FCC commissioners approved an open-ended notice of inquiry Wednesday that asked how AI can fight robocalls, as well as potential risks from the technology. Commissioners also approved an order providing survivors of domestic violence with safe and affordable access to communications and an order and Further NPRM protecting consumers from SIM swapping and port-out fraud. None of the items was controversial and all were approved 5-0.
Verizon is satisfied with its progress on fixed wireless access after adding 384,000 FWA customers in Q3, Chief Financial Officer Tony Skiadas said at a Morgan Stanley financial conference Wednesday. “It's very simple -- you plug it in and go,” he said: “There's no install. … It resonates with customers and it's very simple to use, and that's been the goal with this.” Skiadas said Verizon is now able to deploy all the licenses it purchased in the C-band auction, providing some 160 MHz of spectrum across the U.S. “Our C-band is rolled out to ... a little more than half of our cellsites,” he said. “We're very pleased with the progress thus far of the build, but we still have more to do.”
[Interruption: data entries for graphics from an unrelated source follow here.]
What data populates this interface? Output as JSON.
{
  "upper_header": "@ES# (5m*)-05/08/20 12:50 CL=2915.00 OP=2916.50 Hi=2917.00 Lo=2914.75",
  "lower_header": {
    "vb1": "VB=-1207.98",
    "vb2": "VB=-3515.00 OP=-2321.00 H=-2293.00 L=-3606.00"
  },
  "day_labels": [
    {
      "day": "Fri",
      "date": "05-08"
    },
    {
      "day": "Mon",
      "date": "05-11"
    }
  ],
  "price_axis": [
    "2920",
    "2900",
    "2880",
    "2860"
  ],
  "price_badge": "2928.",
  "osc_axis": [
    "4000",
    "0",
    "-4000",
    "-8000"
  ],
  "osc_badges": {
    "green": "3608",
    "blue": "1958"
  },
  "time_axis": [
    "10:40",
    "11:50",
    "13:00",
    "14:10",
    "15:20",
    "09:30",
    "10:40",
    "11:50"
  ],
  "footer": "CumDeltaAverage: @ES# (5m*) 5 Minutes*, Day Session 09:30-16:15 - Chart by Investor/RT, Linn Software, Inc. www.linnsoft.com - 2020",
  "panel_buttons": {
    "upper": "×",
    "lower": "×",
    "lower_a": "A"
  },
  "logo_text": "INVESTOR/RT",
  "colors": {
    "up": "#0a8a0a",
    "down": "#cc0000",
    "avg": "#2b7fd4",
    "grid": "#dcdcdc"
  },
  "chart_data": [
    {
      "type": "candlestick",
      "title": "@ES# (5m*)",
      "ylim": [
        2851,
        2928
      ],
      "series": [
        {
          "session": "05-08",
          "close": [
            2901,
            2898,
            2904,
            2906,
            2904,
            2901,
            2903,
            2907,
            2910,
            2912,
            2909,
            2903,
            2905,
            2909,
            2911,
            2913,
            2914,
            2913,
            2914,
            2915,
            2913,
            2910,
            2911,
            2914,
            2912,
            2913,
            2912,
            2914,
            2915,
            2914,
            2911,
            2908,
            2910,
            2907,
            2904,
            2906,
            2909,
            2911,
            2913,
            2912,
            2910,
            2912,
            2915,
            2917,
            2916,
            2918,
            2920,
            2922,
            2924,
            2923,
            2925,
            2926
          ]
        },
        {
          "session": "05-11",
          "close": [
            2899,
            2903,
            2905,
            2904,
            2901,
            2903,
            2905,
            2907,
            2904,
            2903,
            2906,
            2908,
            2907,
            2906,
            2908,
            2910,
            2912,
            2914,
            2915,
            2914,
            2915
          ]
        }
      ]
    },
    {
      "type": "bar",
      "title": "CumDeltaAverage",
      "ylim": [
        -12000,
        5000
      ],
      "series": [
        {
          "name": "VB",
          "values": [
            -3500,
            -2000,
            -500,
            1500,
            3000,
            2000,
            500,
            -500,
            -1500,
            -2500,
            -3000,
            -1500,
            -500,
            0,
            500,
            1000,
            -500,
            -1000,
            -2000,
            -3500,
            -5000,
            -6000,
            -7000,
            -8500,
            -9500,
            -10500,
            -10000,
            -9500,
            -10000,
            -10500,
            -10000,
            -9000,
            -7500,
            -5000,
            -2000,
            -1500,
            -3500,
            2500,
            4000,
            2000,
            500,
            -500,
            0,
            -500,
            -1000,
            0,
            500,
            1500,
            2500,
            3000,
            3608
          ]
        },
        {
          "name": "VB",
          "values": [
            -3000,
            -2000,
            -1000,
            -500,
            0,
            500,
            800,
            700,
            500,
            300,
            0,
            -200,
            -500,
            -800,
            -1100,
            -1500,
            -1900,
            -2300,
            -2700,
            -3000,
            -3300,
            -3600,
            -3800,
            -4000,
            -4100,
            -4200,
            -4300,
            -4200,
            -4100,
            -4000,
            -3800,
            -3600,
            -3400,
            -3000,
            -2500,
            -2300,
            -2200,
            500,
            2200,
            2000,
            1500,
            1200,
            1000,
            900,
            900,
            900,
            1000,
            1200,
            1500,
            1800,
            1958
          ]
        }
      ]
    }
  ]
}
Despite a slow start, open radio access networks are starting to build momentum, including in the U.S., speakers said Tuesday during an Informa Tech webinar. Getting the timing right will be difficult but “the commitment is there from large operators” to move to open networks, said Gabriel Brown, senior principal analyst-mobile networks & 5G at Heavy Reading. Vodafone, Deutsche Telekom and other big European operators are committed to ORAN, he said. In the U.S., ORAN has gone “a little slower than some anticipated” but U.S. carriers are “pioneering” virtual RAN and cloud RAN, he said. Brown also noted Dish Network’s deployment of ORAN technology in its network build. “We’re starting to see it pick up in other regions,” he said. Japan’s Docomo is probably the biggest incumbent so far, he said. Vodafone had its first ORAN deployment in 2019 in the U.K., said Lucia De Miguel Albertos, senior ORAN manager. ORAN requires “continuous work,” she said. “It takes months of efforts, even years … to have a good performance,” she said. Vodafone decided as part of its ORAN program that it had to serve as its own system integrator, Albertos said. In the U.K., Vodafone started its deployment using Samsung as system integrator but plans to take on those responsibilities if all goes as planned, she said. ORAN “is no longer a concept. We have seen it being deployed commercially by many” major carriers “across the globe,” said Prakash Desai, senior director-product management at ORAN company Wind River. The network performance metrics operators are seeing are “at par or better, in some cases, than traditional networks,” he said. Work remains on ORAN standardization, including on the RAN intelligent controller, data operation, automation and accelerating apps, he said. “Interoperability is always complex,” he said. “What is needed now is scale -- more and more tier-one [operators] to jump on the bandwagon and say, ‘Yes, we can do it,’” Desai said. Wind River has worked with Verizon to deploy more than 30,000 virtual nodes carrying network traffic, he said. Verizon’s 5G network covers the New York metro area “and there cannot be a more dense urban network than New York City,” he said: Virtualized nodes have been deployed there and working for more than two years.